To make the comparison case insensitive, we need to set the strength to 1 or 2. A value of 1 compares base characters only, ignoring diacritics or accents and case. For example, a query for "voila" will return all results, regardless of the letter casing or accenting on letters. A value of 2 includes secondary differences and diacritics.
Here a query for voila will only return results that include the accent on A. There are a couple of different ways to use collations in order to ensure our queries are case insensitive. First, we can build an index with a given collation, making sure the collation is not case sensitive. We then specify that same collation in our query.
We can also assign a default collation to a collection when we create that collection. Keep in mind, the default collation assigned to a collection applies to all indexes on that collection. This collation cannot be changed after the collection has been created. Any queries against the collection will also use the same collation.
We can override the collation at the query level only. However, we don't recommend it when using default collation on a collection. We may also be tempted to use the regex operator with the i option. The regex operator in MongoDB is well supported by indexes when used for exact matches.
However, it is not very efficient when our search terms are case insensitive. As a result, this approach isn't recommended. Let's take a look at how we can fix the case sensitivity antipattern in our bookstore app. Our online bookstore has a search box that allows you to find books by title.
As we mentioned previously, this is a legacy feature. And it uses inefficient regex matching with the i option, which is not recommended. We have an index with a case-insensitive collation. But our query is not using it, because we are using regex.
To solve this problem, we need to rewrite our query shown here to use our case-insensitive index without using regex. Remember, when we write the query, it must use the same collation as the case-insensitive index and the correct locale, or else we will experience the case-sensitivity antipattern. With this new query, bookstore users can now efficiently query books by title. Let's take a look at another example.
The bookstore also has a search box for authors, which supports case-insensitive queries. The feature is returning the expected results. But the query response time is very high. Our query includes the desired collation.
But if we take a look at explain output for the query, we can see that it's performing a collection scan. So it's not using an index. Using getIndexes to indexes, we see that there is an index in the author field. But it does not have the collation that matches the query.
And therefore, it is case sensitive and will not be used. This is another form of the case-sensitivity antipattern, where case-insensitive queries are missing a case-insensitive index to support them. To fix this problem, we need to drop the current index on the author fields and re-create it to make it case insensitive using the same collation as our queries. Now our query is supported by a case-insensitive index.
And the response time should improve. We fixed the examples of the case-sensitivity antipattern in this demonstration. But if you are running your application on MongoDB Atlas, you should consider using Atlas Search for advanced search features. While a case-insensitive index improves performance for case-insensitive queries, Atlas Search queries significantly improve the performance of text queries and offer more options for customizing your query parameters.

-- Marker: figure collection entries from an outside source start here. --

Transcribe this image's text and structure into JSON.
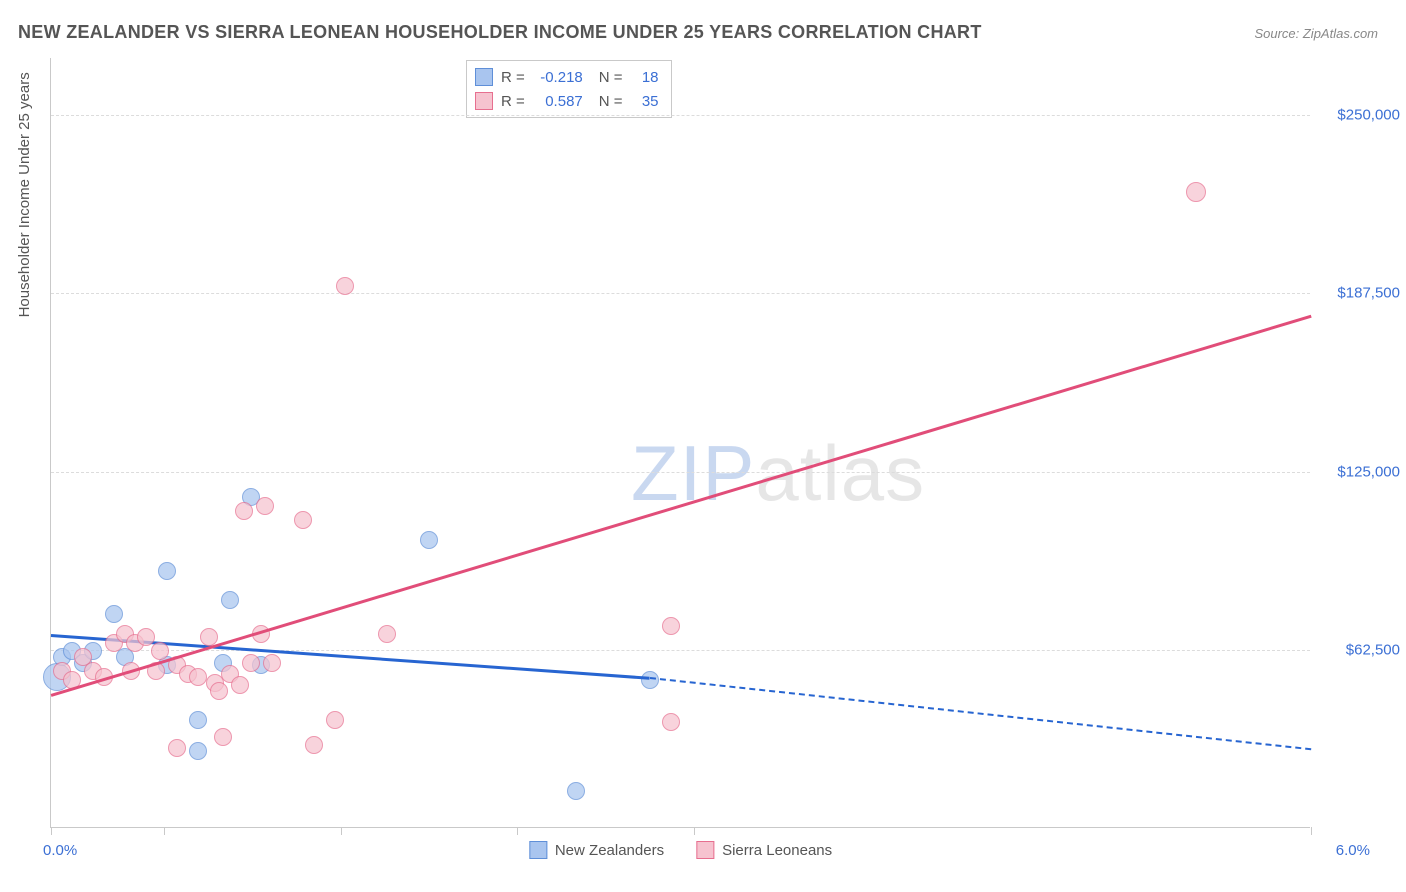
{
  "title": "NEW ZEALANDER VS SIERRA LEONEAN HOUSEHOLDER INCOME UNDER 25 YEARS CORRELATION CHART",
  "source": "Source: ZipAtlas.com",
  "yaxis_title": "Householder Income Under 25 years",
  "watermark_zip": "ZIP",
  "watermark_atlas": "atlas",
  "chart": {
    "type": "scatter",
    "x_min": 0.0,
    "x_max": 6.0,
    "y_min": 0,
    "y_max": 270000,
    "x_tick_label_left": "0.0%",
    "x_tick_label_right": "6.0%",
    "x_tick_positions_pct": [
      0,
      9,
      23,
      37,
      51,
      100
    ],
    "y_gridlines": [
      {
        "value": 62500,
        "label": "$62,500"
      },
      {
        "value": 125000,
        "label": "$125,000"
      },
      {
        "value": 187500,
        "label": "$187,500"
      },
      {
        "value": 250000,
        "label": "$250,000"
      }
    ],
    "colors": {
      "blue_fill": "#a9c5ef",
      "blue_stroke": "#5f8fd8",
      "blue_line": "#2765d1",
      "pink_fill": "#f6c3cf",
      "pink_stroke": "#e76f8f",
      "pink_line": "#e14d79",
      "axis": "#c9c9c9",
      "grid": "#dcdcdc",
      "text": "#555555",
      "value_text": "#3b6fd4"
    },
    "marker_radius": 9,
    "series": [
      {
        "name": "New Zealanders",
        "color_key": "blue",
        "R": "-0.218",
        "N": "18",
        "trend": {
          "x1": 0.0,
          "y1": 68000,
          "x2": 2.85,
          "y2": 53000,
          "dash_to_x": 6.0,
          "dash_to_y": 28000
        },
        "points": [
          {
            "x": 0.03,
            "y": 53000,
            "r": 14
          },
          {
            "x": 0.05,
            "y": 60000,
            "r": 9
          },
          {
            "x": 0.1,
            "y": 62000,
            "r": 9
          },
          {
            "x": 0.15,
            "y": 58000,
            "r": 9
          },
          {
            "x": 0.2,
            "y": 62000,
            "r": 9
          },
          {
            "x": 0.3,
            "y": 75000,
            "r": 9
          },
          {
            "x": 0.35,
            "y": 60000,
            "r": 9
          },
          {
            "x": 0.55,
            "y": 57000,
            "r": 9
          },
          {
            "x": 0.55,
            "y": 90000,
            "r": 9
          },
          {
            "x": 0.7,
            "y": 38000,
            "r": 9
          },
          {
            "x": 0.7,
            "y": 27000,
            "r": 9
          },
          {
            "x": 0.82,
            "y": 58000,
            "r": 9
          },
          {
            "x": 0.85,
            "y": 80000,
            "r": 9
          },
          {
            "x": 0.95,
            "y": 116000,
            "r": 9
          },
          {
            "x": 1.0,
            "y": 57000,
            "r": 9
          },
          {
            "x": 1.8,
            "y": 101000,
            "r": 9
          },
          {
            "x": 2.5,
            "y": 13000,
            "r": 9
          },
          {
            "x": 2.85,
            "y": 52000,
            "r": 9
          }
        ]
      },
      {
        "name": "Sierra Leoneans",
        "color_key": "pink",
        "R": "0.587",
        "N": "35",
        "trend": {
          "x1": 0.0,
          "y1": 47000,
          "x2": 6.0,
          "y2": 180000
        },
        "points": [
          {
            "x": 0.05,
            "y": 55000,
            "r": 9
          },
          {
            "x": 0.1,
            "y": 52000,
            "r": 9
          },
          {
            "x": 0.15,
            "y": 60000,
            "r": 9
          },
          {
            "x": 0.2,
            "y": 55000,
            "r": 9
          },
          {
            "x": 0.25,
            "y": 53000,
            "r": 9
          },
          {
            "x": 0.3,
            "y": 65000,
            "r": 9
          },
          {
            "x": 0.35,
            "y": 68000,
            "r": 9
          },
          {
            "x": 0.38,
            "y": 55000,
            "r": 9
          },
          {
            "x": 0.4,
            "y": 65000,
            "r": 9
          },
          {
            "x": 0.45,
            "y": 67000,
            "r": 9
          },
          {
            "x": 0.5,
            "y": 55000,
            "r": 9
          },
          {
            "x": 0.52,
            "y": 62000,
            "r": 9
          },
          {
            "x": 0.6,
            "y": 57000,
            "r": 9
          },
          {
            "x": 0.6,
            "y": 28000,
            "r": 9
          },
          {
            "x": 0.65,
            "y": 54000,
            "r": 9
          },
          {
            "x": 0.7,
            "y": 53000,
            "r": 9
          },
          {
            "x": 0.75,
            "y": 67000,
            "r": 9
          },
          {
            "x": 0.78,
            "y": 51000,
            "r": 9
          },
          {
            "x": 0.8,
            "y": 48000,
            "r": 9
          },
          {
            "x": 0.82,
            "y": 32000,
            "r": 9
          },
          {
            "x": 0.85,
            "y": 54000,
            "r": 9
          },
          {
            "x": 0.9,
            "y": 50000,
            "r": 9
          },
          {
            "x": 0.92,
            "y": 111000,
            "r": 9
          },
          {
            "x": 0.95,
            "y": 58000,
            "r": 9
          },
          {
            "x": 1.0,
            "y": 68000,
            "r": 9
          },
          {
            "x": 1.02,
            "y": 113000,
            "r": 9
          },
          {
            "x": 1.05,
            "y": 58000,
            "r": 9
          },
          {
            "x": 1.2,
            "y": 108000,
            "r": 9
          },
          {
            "x": 1.25,
            "y": 29000,
            "r": 9
          },
          {
            "x": 1.35,
            "y": 38000,
            "r": 9
          },
          {
            "x": 1.4,
            "y": 190000,
            "r": 9
          },
          {
            "x": 1.6,
            "y": 68000,
            "r": 9
          },
          {
            "x": 2.95,
            "y": 71000,
            "r": 9
          },
          {
            "x": 2.95,
            "y": 37000,
            "r": 9
          },
          {
            "x": 5.45,
            "y": 223000,
            "r": 10
          }
        ]
      }
    ]
  }
}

Let's recap what you've learned in this video. The case-sensitivity antipattern occurs when queries return unexpected results due to improperly configured case-insensitive queries and indexes. To solve this antipattern, case-insensitive queries must be supported by case-insensitive indexes and queries. And indexes must have the same collation to provide case-insensitive results.
Additionally, case-insensitive queries and indexes must have a collation strength of 1 or 2. A default collation can be set when we create a collection to ensure that queries and indexes on that collection use the same collation and produce case-insensitive results. Hopefully, you are now more sensitive to case. Until we meet again, keep learning.